Egypt's Islamic Parties Wary of Welcoming Tourists Despite Need for Economic Growth

In the wake of Egypt's parliamentary elections, leading Islamic parties have revealed their plans for tourism, a market which Egypt heavily relies on for economic stability, at the same expressing wariness over the potentially "sinful" atmosphere foreigners might create.

"Let’s encourage tourism," was the title of the Muslim Brotherhood’s campaign event, held Sunday near Egypt’s legendary Pyramids in Cairo.

Muslim Brotherhood candidate Azza al-Jarf told the large crowd Sunday that under Islamic rule, tourists would be banned from drinking alcohol.
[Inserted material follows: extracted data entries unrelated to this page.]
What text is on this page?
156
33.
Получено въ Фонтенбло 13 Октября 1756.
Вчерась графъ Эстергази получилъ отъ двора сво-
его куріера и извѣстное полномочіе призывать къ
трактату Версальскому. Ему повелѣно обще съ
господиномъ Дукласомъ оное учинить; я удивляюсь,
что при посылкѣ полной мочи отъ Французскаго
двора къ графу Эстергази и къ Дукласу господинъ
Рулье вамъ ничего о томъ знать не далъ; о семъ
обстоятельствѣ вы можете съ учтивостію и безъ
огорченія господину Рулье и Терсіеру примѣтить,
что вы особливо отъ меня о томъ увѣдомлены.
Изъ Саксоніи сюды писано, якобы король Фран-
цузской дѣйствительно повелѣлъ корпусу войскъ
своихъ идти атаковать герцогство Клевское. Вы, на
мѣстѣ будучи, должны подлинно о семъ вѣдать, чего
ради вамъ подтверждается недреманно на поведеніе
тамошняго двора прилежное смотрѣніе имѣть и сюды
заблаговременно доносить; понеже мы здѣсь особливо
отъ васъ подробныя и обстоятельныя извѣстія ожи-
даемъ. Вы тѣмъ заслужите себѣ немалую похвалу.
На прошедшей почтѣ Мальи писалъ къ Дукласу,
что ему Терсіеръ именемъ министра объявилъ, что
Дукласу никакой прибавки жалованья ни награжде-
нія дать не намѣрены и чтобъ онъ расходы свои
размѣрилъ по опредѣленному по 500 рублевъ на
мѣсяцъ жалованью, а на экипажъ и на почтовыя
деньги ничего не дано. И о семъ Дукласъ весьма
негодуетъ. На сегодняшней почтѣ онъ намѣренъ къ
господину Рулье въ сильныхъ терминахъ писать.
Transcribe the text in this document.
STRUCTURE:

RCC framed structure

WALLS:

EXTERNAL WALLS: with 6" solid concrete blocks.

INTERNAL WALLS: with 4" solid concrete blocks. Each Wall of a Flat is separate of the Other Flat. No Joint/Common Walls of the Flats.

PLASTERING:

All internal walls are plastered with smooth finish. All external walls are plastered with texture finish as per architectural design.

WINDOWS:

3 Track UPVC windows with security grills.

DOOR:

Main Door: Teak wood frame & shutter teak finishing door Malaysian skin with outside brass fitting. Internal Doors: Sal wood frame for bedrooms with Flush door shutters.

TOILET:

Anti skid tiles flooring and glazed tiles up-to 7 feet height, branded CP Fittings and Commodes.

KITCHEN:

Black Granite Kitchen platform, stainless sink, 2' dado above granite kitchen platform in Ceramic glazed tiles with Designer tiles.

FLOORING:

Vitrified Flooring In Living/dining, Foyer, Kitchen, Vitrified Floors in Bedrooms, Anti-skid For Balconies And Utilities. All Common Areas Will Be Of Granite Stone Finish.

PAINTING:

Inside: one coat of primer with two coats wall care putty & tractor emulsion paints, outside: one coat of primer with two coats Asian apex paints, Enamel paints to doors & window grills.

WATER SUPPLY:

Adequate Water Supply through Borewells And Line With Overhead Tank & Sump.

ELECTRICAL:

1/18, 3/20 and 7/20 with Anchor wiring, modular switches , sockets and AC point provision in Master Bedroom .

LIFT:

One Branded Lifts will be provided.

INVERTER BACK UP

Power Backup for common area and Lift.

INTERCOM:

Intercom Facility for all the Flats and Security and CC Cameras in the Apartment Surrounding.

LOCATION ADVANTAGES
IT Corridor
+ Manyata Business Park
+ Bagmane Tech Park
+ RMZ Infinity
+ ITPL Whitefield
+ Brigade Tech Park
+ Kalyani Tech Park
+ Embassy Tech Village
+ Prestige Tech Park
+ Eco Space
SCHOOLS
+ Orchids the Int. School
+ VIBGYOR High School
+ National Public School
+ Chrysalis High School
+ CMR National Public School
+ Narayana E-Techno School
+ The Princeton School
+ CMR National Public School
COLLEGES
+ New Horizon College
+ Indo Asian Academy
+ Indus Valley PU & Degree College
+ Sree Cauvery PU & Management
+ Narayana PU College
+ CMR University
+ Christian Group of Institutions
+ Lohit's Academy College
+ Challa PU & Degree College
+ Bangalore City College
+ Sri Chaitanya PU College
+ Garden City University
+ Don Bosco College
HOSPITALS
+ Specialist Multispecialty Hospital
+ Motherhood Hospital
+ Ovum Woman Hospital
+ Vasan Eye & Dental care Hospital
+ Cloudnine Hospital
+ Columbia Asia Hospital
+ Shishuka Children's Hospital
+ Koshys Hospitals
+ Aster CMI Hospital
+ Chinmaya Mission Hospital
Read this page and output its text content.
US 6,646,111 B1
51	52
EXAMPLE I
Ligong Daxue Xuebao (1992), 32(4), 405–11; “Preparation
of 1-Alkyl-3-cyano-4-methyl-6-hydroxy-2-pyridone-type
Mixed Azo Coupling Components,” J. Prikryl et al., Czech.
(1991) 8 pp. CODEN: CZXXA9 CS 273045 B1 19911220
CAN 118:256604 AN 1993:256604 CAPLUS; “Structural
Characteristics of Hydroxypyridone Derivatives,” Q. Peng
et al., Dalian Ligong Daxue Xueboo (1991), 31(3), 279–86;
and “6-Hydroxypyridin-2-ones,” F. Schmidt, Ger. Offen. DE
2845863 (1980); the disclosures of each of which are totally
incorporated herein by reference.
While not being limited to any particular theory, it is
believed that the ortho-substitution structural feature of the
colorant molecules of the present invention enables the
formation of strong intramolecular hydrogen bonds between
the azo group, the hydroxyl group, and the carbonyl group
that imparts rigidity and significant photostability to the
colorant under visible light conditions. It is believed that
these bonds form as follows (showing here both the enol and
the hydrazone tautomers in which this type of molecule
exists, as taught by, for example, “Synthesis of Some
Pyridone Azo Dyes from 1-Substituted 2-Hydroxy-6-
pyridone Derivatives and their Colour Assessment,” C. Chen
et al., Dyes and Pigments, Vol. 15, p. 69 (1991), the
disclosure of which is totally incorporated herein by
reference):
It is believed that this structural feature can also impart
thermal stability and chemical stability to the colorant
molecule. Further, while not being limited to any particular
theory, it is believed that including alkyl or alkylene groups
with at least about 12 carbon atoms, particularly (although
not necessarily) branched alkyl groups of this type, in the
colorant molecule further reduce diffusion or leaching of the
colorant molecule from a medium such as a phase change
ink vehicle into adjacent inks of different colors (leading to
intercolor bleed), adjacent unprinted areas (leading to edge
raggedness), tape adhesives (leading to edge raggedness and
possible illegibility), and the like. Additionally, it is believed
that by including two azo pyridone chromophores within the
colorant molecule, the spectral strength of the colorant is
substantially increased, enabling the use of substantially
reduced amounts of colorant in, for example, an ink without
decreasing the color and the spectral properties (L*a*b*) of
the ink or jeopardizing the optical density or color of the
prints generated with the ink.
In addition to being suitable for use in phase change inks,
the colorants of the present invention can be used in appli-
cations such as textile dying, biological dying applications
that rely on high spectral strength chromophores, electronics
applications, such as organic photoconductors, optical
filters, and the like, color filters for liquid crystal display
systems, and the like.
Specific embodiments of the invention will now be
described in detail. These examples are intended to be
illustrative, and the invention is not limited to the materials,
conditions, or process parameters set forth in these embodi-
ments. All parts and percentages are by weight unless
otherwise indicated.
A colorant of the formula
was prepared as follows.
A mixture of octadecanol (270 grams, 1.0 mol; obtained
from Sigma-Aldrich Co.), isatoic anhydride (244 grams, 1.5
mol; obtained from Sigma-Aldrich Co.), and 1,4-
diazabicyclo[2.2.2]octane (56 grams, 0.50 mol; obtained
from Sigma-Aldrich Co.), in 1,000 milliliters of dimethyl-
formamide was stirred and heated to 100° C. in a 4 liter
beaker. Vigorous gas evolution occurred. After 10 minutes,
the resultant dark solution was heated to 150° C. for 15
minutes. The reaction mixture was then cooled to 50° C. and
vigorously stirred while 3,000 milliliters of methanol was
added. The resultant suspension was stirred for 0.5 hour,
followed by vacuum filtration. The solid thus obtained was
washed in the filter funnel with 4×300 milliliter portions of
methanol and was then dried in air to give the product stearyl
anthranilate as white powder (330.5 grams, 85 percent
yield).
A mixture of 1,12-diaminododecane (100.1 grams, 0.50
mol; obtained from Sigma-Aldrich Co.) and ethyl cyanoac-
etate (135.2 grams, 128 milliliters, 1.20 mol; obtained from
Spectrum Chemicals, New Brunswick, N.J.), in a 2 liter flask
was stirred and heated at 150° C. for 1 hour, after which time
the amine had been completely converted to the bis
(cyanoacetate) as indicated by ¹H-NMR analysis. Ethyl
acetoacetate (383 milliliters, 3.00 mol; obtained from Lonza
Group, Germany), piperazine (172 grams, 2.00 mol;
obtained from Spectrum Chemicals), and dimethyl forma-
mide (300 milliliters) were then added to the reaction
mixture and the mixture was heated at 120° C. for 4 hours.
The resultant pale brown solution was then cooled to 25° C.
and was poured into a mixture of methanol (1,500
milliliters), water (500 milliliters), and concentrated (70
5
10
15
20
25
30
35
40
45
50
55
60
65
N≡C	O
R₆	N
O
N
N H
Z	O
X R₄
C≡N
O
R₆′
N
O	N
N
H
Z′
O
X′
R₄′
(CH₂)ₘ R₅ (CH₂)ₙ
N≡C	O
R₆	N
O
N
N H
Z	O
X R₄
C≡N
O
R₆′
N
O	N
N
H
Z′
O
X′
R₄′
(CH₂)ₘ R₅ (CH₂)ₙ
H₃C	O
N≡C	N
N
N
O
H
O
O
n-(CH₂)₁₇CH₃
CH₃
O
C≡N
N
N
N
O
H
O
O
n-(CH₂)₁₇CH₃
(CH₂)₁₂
"They came to see the ancient civilization, not to drink alcohol," she said, according to The Associated Press.

The Islamic-centered Muslim Brotherhood political party dominated Egypt’s first round of parliamentary elections last week, gaining roughly 45 percent of the seats in parliament.

Many fear that if the Muslim Brotherhood is elected, it will impose strict rules fueled by Islam, and legal issues will rely on observation of Shariah Law.

The Brotherhood has publicly insisted that it will not enforce its Muslim beliefs on the Egyptian population, but Sunday’s speech makes critics weary.

Organizations such as the National Association for Change have openly urged the Muslim Brotherhood to guarantee its promised observation of a secular government.

Aside from social concerns, the Muslim Brotherhood’s plan for conservative tourism also poses concern for Egypt’s economic stability. Since the Arab Spring uprisings of February and the ousting of President Hosni Mubarak, Egypt has been in great need of a stable economic flow and an increase in the tourist market.

The Islamic fundamentalist Salafi Al-Nour party, which came in second in the first round of parliamentary elections, has also shared its concern for tourists who may "harm [Egypt’s] youth" with bikini-clad women strutting on the beach.

"A five-star hotel with no alcohol, a beach for women – sisters – separated from men in a bay where the two sides can enjoy a vacation for a week without sins," cleric Yasser Bourhami of the Salafi party told private television network Dream TV. "The tourist doesn't have to swim with a bikini and harm our youth."

Egypt’s Islamic parties are again expected to dominate the second round of parliamentary elections, which being Wednesday.